AYER -- Ayer's newly approved medical marijuana dispensary could rake in about $1.89 million in net revenue within its first year, according to its Phase 2 application submitted to the state's Department of Public Health.
The budget plan assumes a "controlled growth" of patients, servicing 120 the first month and 384 per month by the seventh month. The first-year budget estimates sales for vaporizers and other nonmarijuana products at five percent.
The first year budget estimates a $350 price per ounce, although the price is projected to drop to $320 per ounce in the second and third years of operation.
The three-year business plan still predicts a gradual growth, as Central Ave. Compassionate Care Inc. sells 321 pounds of product in the first year to an estimated 517 pounds in the second, increasing revenue from marijuana and accessories to $2.64 million. In year three, the dispensary is projected to sell 621 pounds with about $3.17 million in revenue.
The dispensary will set aside 20 percent of its net revenues for a community grant program, giving preference to public safety and drug-abuse prevention.
The application details every step of development for Central Ave. Compassionate Care, including job descriptions of its employees.
The four-member board of directors includes Executive Director John Hillier, Shayne Lynn, Bridget Conry and Kenneth A. Frank.
Lynn and Conry come from Champlain Valley Dispensary, another medical marijuana dispensary in Vermont that was awarded a license in 2012.
Lynn founded CVD, which has 250 patients in Burlington.
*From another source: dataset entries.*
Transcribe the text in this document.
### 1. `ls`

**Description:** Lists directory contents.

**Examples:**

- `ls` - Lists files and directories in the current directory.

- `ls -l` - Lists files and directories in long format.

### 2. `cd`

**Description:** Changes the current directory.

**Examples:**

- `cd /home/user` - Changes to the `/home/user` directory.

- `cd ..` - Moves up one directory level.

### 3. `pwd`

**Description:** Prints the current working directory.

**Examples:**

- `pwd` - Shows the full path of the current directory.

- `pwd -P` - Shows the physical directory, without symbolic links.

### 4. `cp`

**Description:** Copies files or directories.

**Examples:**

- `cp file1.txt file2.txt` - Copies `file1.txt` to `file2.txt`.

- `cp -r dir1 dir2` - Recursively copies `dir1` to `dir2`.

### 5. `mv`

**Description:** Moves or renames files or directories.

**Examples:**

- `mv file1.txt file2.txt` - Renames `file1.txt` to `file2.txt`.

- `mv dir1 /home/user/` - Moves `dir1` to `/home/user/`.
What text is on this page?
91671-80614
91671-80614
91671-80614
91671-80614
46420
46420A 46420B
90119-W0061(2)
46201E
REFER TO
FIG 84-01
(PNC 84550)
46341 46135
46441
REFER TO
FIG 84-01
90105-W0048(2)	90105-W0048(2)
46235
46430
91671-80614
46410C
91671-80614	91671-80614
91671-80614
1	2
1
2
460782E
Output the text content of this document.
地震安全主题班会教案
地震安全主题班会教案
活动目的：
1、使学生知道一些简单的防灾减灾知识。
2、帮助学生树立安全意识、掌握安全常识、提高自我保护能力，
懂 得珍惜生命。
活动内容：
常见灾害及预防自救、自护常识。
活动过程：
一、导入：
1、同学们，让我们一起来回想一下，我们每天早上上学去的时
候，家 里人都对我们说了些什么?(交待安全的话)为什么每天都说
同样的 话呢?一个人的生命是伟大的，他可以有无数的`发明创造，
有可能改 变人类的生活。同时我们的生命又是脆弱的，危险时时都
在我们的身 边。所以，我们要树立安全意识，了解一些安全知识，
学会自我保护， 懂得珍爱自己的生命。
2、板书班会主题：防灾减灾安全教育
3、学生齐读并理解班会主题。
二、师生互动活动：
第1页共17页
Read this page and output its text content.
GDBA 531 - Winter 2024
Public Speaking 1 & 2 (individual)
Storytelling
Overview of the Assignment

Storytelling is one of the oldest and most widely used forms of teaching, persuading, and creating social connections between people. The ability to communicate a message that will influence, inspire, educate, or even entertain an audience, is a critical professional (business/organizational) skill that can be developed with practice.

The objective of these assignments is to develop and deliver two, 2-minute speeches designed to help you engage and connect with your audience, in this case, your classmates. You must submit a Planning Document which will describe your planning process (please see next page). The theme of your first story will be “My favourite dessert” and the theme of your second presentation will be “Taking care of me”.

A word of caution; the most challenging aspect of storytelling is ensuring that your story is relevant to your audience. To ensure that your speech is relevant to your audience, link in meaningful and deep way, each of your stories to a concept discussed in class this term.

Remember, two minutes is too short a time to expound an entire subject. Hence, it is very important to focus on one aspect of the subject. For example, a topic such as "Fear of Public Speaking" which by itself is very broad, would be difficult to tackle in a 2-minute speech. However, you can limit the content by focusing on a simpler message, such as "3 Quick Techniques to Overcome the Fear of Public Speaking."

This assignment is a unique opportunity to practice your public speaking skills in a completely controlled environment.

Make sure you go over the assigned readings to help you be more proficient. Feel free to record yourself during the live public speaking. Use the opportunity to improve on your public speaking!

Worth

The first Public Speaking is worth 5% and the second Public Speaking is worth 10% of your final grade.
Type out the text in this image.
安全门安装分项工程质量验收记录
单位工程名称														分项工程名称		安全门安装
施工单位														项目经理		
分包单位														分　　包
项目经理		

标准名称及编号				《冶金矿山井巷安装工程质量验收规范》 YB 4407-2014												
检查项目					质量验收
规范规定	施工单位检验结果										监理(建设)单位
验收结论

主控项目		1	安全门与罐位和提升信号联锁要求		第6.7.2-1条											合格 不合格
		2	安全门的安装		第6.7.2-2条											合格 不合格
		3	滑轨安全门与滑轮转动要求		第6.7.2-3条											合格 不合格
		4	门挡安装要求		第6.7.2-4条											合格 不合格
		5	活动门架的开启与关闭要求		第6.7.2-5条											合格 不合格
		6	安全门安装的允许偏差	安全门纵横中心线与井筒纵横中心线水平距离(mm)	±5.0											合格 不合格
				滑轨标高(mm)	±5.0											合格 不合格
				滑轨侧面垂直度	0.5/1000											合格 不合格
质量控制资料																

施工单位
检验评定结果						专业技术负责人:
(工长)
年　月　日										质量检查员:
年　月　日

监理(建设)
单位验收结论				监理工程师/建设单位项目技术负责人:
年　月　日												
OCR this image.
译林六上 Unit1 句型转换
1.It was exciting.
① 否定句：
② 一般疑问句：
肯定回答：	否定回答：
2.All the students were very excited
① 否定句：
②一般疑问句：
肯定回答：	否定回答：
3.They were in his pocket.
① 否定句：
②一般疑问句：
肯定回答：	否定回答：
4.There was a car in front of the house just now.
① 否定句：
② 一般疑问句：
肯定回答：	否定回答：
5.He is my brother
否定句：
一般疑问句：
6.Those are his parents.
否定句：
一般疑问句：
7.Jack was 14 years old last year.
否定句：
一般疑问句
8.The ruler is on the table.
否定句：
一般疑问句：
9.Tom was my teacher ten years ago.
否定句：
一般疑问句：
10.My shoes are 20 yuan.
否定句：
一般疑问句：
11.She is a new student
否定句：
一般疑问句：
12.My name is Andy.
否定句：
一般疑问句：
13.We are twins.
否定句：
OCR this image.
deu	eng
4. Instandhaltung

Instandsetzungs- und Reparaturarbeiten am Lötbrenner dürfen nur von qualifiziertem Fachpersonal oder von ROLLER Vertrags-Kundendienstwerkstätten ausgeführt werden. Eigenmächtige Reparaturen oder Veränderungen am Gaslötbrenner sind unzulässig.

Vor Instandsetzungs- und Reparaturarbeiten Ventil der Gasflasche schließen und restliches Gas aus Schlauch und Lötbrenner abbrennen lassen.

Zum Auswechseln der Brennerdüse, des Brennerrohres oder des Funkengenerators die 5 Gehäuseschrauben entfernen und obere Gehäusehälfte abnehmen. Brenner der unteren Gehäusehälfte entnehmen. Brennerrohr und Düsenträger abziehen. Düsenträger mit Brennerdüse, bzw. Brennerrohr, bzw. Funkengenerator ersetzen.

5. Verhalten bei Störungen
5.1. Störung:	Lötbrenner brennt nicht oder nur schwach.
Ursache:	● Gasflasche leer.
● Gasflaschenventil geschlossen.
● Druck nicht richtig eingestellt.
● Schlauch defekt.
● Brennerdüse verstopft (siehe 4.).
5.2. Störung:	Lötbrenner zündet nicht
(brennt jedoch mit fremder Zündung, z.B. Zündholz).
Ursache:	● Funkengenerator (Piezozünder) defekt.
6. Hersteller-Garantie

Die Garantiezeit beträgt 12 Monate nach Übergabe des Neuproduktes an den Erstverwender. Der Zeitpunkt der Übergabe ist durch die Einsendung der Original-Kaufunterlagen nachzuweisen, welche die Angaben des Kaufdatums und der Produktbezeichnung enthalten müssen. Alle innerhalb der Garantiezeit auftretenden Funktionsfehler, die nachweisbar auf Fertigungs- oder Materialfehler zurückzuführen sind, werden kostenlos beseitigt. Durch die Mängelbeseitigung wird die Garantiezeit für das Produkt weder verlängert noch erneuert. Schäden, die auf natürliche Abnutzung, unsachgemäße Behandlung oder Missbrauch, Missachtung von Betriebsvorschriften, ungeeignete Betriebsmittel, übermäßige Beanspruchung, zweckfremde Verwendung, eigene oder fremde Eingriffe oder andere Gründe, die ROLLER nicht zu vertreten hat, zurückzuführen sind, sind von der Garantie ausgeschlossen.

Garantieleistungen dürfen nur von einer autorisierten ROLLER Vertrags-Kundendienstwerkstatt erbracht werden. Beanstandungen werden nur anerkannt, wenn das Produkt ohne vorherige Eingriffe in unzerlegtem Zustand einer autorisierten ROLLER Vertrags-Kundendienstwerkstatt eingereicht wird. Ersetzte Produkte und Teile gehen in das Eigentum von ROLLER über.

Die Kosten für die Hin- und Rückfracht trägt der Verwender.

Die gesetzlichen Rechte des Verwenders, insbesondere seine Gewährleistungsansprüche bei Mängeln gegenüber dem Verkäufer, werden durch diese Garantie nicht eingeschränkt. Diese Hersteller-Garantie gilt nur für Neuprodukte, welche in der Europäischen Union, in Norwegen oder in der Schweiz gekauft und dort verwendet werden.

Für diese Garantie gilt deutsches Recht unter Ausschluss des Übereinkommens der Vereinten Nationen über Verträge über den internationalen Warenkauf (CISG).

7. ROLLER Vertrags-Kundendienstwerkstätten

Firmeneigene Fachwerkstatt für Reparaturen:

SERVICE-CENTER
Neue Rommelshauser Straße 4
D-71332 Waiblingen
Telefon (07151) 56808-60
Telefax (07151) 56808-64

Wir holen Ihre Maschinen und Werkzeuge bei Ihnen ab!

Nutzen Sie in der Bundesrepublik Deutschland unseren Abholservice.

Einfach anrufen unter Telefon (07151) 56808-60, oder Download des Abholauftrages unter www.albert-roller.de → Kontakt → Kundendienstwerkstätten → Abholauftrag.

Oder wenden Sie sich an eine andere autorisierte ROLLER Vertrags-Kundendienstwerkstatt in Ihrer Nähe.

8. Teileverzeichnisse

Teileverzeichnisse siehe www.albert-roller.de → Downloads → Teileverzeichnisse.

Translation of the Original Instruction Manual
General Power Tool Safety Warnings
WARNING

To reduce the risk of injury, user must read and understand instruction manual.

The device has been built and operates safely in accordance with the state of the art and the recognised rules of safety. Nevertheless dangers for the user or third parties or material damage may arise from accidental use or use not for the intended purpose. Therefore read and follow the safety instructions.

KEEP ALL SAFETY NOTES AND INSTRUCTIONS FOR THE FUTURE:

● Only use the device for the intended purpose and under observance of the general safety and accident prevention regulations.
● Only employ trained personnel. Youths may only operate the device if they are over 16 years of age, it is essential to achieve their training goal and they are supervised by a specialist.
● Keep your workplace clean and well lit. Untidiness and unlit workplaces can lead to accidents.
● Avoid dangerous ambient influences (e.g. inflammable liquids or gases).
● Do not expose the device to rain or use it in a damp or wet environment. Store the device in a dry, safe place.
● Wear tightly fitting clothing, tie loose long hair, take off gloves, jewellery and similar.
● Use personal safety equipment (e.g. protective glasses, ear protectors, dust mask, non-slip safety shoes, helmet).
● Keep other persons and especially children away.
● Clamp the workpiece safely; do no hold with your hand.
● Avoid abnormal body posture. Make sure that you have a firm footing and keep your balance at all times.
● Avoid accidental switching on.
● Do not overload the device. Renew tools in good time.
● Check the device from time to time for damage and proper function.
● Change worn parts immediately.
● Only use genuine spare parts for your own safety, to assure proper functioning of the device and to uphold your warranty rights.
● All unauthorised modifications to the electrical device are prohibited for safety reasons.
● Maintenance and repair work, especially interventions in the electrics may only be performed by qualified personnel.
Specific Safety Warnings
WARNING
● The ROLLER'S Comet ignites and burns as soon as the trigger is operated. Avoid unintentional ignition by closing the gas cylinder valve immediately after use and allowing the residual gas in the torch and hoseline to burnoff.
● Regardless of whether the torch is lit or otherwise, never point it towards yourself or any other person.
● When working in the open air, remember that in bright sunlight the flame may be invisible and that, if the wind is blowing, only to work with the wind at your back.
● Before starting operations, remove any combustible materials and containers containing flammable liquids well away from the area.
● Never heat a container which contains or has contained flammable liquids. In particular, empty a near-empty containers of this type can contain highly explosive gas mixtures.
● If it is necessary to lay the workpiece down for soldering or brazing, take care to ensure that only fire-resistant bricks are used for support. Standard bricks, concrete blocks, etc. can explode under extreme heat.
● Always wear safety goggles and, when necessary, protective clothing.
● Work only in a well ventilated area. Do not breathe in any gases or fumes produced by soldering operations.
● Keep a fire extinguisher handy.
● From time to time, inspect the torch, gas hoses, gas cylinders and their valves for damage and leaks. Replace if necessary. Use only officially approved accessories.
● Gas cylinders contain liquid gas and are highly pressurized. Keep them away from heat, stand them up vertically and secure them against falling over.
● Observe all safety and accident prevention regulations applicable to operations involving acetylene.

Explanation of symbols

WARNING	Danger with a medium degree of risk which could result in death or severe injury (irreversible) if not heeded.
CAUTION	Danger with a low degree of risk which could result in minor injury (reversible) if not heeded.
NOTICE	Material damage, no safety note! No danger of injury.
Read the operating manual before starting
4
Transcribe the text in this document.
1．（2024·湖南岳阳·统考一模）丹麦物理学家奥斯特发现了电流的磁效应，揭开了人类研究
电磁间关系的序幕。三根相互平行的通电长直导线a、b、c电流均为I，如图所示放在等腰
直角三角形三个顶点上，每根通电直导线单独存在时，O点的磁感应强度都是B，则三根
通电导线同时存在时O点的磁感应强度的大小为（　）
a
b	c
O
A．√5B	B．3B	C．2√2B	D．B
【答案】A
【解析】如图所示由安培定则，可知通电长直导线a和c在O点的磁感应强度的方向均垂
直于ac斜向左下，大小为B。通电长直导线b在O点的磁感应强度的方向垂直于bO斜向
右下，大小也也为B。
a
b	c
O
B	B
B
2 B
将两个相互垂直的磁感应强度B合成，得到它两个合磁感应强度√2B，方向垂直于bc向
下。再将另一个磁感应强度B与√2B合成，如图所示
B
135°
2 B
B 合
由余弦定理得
He was awarded the state's last dispensary license last year, and the application claims his "experience in providing marijuana for medical use is unparalleled on the East Coast."
Lynn will serve as cultivation consultant and "provide direct knowledge of cultivating medical marijuana from his experience doing so in the state of Vermont."
Conry, previously the general manager of a Lenox bakery, is CVD's director of wellness programs and marijuana-infused products -- edible items known as MIPs. Conry will serve as the Ayer dispensary's MIP consultant, overseeing the development of the edible products and helping to design the commercial kitchen and menu.
The application outlines an employee team of about nine, including Hillier as the executive director and cultivation director.
The dispensary's security and compliance director will oversee all patient appointments and make sure that the dispensary is in compliance with the state's medical marijuana law. The director will report to Hillier.
The dispensary also calls for a cultivation manager to help track inventory and supervise the part-time trimmers, who record weight. The part-time MIP chef will work under Conry, planning recipes and ensuring edible products are in compliance with state law.
The part-time delivery driver will make deliveries with the security and compliance director, while a full-time receptionist schedules appointments. A patient services director will manage patient intake and inventory, ensuring the facility is compliant with federal privacy guidelines.
Salary for the executive director is set at $90,000, while the cultivation director and patient services director salaries range from $60,000 to $75,000. The security and compliance director would earn between $70,000 and $85,000, while the cultivation manager would earn $40,000 to $50,000.
The hourly positions of receptionist and delivery driver pay $20 to $25 per hour, while the MIP chef could get $25 an hour or $50,000 per year.
"CACCI will open with the minimum number of staff to effectively operate, but as the organization grows, management expects to add new positions to handle an increasing number of patients," the application reads.
All of CACCI's employees, considered "dispensary agents" under Massachusetts law, must be registered with the Department of Public Health before beginning work.
The application outlines a "zero-tolerance drug use policy" in which it drug tests each potential employee. Employees are also subject to random drug tests.
Under law, dispensary agents cannot have a conviction for a felony drug offense. The application highlights a "conservative" estimated opening date of Sept. 3, after CACCI goes through final inspections and obtains an occupancy permit.